Theory of the conductance of interacting quantum wires with good contacts and applications to carbon nanotubes

TL;DR

This paper derives the conductance behavior of interacting quantum wires, including carbon nanotubes, considering interactions and scattering processes, and compares theoretical predictions with experimental data.

Contribution

It provides a novel theoretical framework using bosonization to analyze conductance in interacting quantum wires with realistic contacts.

Findings

Conductance depends on length and temperature within the Luttinger model range.

Interacting electrons can preserve ideal conductance despite partial current protection.

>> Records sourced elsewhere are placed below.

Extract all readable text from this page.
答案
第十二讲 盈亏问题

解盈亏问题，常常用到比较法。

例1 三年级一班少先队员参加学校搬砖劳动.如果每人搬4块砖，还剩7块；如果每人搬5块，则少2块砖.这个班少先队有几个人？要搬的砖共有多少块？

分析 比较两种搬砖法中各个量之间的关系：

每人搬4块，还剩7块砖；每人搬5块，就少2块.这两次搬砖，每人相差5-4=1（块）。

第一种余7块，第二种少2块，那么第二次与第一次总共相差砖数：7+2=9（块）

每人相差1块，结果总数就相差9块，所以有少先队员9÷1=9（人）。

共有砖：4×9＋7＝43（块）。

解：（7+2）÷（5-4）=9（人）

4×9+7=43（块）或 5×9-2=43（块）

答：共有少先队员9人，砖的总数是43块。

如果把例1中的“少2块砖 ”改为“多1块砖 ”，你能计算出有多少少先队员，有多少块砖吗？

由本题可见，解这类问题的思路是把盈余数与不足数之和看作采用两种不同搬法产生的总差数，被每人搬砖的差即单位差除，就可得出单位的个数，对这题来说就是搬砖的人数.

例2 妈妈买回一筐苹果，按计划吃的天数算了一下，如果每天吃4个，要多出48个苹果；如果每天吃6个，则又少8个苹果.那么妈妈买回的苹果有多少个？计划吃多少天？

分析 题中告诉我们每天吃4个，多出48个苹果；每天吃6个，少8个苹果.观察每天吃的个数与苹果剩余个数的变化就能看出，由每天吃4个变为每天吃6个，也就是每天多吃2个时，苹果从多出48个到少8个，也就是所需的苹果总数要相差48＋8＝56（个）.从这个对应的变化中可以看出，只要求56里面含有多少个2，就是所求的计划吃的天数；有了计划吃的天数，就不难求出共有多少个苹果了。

The theory aligns better with experimental data than non-interacting models.

Abstract

Using bosonization we derive the dc conductance G(L,T) of an interacting quantum wire with good contacts including current relaxing backscattering and Umklapp processes. Our result yields the dependence of the conductance on length L and temperature T in the energy range where the Luttinger model is applicable. For a system where only a part of the current is protected by a conservation law we surprisingly find an unreduced ideal quantum conductance as for a fully ballistic wire. As a second application, we calculate the conductance of metallic single-wall carbon nanotubes in an energy range where backscattering due to phonons dominates. In contrast to previous studies we treat the electrons as interacting by using the Luttinger liquid formulation. The obtained results for the scaling of the dc conductance with temperature and length are compared with experimental data and yield a better description than the previously used non-interacting theory. Possible reasons for the remaining discrepancies in the temperature dependence between theory and experiment are discussed.